Gaza correspondent

At least 24 Palestinians were killed in two Israeli air strikes overnight, including a strike on a teacher’s shelter in Gaza in central Gaza, according to paramedics and civil defense officials.
The strike targeted the Fahmy Al -Jargawi School in Gaza City, which included hundreds of displaced people who fled the northern town of Beit Lahia, in light of the intense Israeli military attack.
A spokeswoman for the Hamas Civil Defense Agency in Gaza said 20 bodies, including children, were recovered from the school-many of them were heavily burned, after the fires turned into semesters that turned into living places.
The Israeli army was contacted to suspend.
“The fire was everywhere. I saw charred bodies dumped on the ground,” Rami Raveck, one of the residents of the other side of the school, said in a BBC phone. “My son fainted when he saw the horrific scene.”
Common video footage online showed major fires consuming parts of the school, with graphic images of severely deprived victims, including children, and survivors with critical injuries.
The local reports between the dead, Muhammad al -Kassi, the head of investigations into Hamas Police in northern Gaza, said with his wife and children.
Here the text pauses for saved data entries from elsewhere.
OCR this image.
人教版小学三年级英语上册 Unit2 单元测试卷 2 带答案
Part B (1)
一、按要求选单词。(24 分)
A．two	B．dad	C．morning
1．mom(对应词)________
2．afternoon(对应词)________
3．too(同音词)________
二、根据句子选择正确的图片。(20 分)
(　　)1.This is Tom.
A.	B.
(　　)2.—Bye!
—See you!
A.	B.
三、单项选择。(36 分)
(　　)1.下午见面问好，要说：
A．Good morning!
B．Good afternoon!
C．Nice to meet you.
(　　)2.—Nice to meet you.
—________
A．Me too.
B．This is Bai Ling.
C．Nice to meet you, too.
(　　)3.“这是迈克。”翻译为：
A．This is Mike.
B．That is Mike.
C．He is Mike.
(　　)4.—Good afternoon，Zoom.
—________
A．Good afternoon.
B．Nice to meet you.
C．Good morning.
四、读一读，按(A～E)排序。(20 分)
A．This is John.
The Ministry of Health, which is run by Hamas, said shortly before the school strike, and hit another Israeli air strike in Gaza City in central Gaza, killing four other people.
The twin attacks are part of a broader Israeli attack in the northern part of the pocket during the past week.
On Friday, an Israeli strike was killed at the home of a Palestinian doctor in Gaza, nine of her ten children. 11 -year -old son, 11, was wounded with her husband, Al -Hajjar, who is in critical condition.
The nine children – Yahya, Rakan, Raslan, Gibran, Eve, Compete, Cillen, Likman and Sayeda – were between a few months and 12 years old. The Israeli army said that the incident was under review.
Meanwhile, the Red Cross said that two of its employees were killed in a blow at their home in Khan Yunis on Saturday.
The ICRC said that the killing of Ibrahim Eid, an arms pollution officer, and Ahmed Abu Hillaal, a security guard at the Red Cross Field Hospital in Rafah, “indicates countless civil death in Gaza,” as the ICRC said, which repeats its call for a ceasefire.
Sunday, head a Accredited with an American and Israeli organization Which sought to use private companies to provide aid to Gaza.
In a statement issued by the Gaza Humanitarian Corporation, CEO Jake Wood said it has become clear that plans to establish distribution centers will not fulfill the “humanitarian principles” of independence and impartiality.
Israel imposed a totally siege on Gaza on March 2, which lasted 11 weeks before it allowed limited assistance to enter the region in the face of famine and international anger warnings.
On Saturday morning, the Israeli military body said on Saturday that 388 trucks have been carrying help entered Gaza since Monday. The United Nations says more aid is needed – between 500 to 600 trucks per day -.
Meanwhile, 20 countries and organization met in Madrid on Sunday to discuss ending the war in Gaza. Spanish Foreign Minister Jose Manuel Albaris called for a ban on arms against Israel if he did not stop his attacks.
Israel launched a military campaign in Gaza in response to the Hamas attack across the border on October 7, 2023, where about 1,200 people were killed and 251 others were taken into account.
At least 53,939 people have been killed, including at least 16,500 children, in Gaza since then, according to the Ministry of Health in the region.